ドッグランとは?
ドッグラン(ドッグパーク)とは、飼い主様の管理のもとで、愛犬をノーリードで自由に走らせることができる場所を指します。
愛犬が楽しそうに駆け回り、それを飼い主様が微笑ましく見守る光景は、とても素敵な時間です。そうした空間を提供したいと考える方も少なくありません。
ドッグランでは、事業者がお客様の犬を取扱うわけではないため、動物取扱業の登録の必要がなく、スペースさえあれば、誰でもドッグランを開業することができます。

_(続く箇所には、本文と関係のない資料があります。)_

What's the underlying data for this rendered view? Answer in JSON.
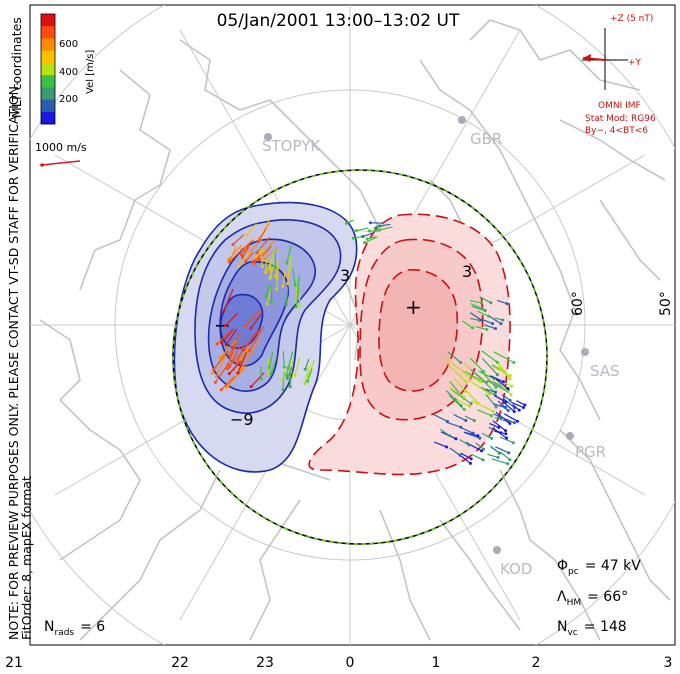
{
  "title": "05/Jan/2001 13:00–13:02 UT",
  "notice": "NOTE: FOR PREVIEW PURPOSES ONLY. PLEASE CONTACT VT-SD STAFF FOR VERIFICATION.",
  "fit_info": "FitOrder: 8, mapEX format",
  "coord_system": "MLT coordinates",
  "velocity_scale": {
    "label": "Vel [m/s]",
    "ticks": [
      "600",
      "400",
      "200"
    ],
    "colors": [
      "#e01010",
      "#ff4a10",
      "#ff8c00",
      "#ffc000",
      "#b8e010",
      "#3cc040",
      "#3a9a70",
      "#2a5fb0",
      "#1818e0"
    ]
  },
  "reference_vector": {
    "label": "1000 m/s"
  },
  "imf": {
    "z_label": "+Z (5 nT)",
    "y_label": "+Y",
    "source": "OMNI IMF",
    "model": "Stat Mod: RG96",
    "condition": "By−, 4<BT<6"
  },
  "stations": [
    "STOPYK",
    "GBR",
    "SAS",
    "PGR",
    "KOD"
  ],
  "latitude_labels": [
    "60°",
    "50°"
  ],
  "contour_labels": {
    "negative": "−9",
    "positive": "3",
    "positive_2": "3",
    "min_marker": "−",
    "max_marker": "+"
  },
  "stats": {
    "phi_pc_symbol": "Φ",
    "phi_pc_sub": "pc",
    "phi_pc_value": "= 47 kV",
    "lambda_hm_symbol": "Λ",
    "lambda_hm_sub": "HM",
    "lambda_hm_value": "= 66°",
    "n_vc_symbol": "N",
    "n_vc_sub": "vc",
    "n_vc_value": "= 148",
    "n_rads_symbol": "N",
    "n_rads_sub": "rads",
    "n_rads_value": "= 6"
  },
  "mlt_axis": [
    "21",
    "22",
    "23",
    "0",
    "1",
    "2",
    "3"
  ]
}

※市街化調整区域や用途制限のある地域など、土地の利用に制限がある場合もあるため、その土地がドッグランとして利用ができるかの確認は必要です。
ドッグランの運営に必要な資格はありませんが、犬がノーリードで遊ぶ場所を提供するということは、動物取扱業者と同じくらいの知識が求められることは間違いありません。
知らない犬同士がノーリードで同じ空間を利用するということに、細心の注意が必要です。
安全管理が不十分なまま、「当店は一切責任を負いません」という体制では、事故やトラブルが起きてしまい、ドッグラン事業を継続できなくなってしまいます。
安全管理をしっかり行い、厳しい利用規約を定め、ご理解とご協力を頂いたうえで、存分に楽しんで頂く事がドッグラン運営で何より大切なことだと考えています。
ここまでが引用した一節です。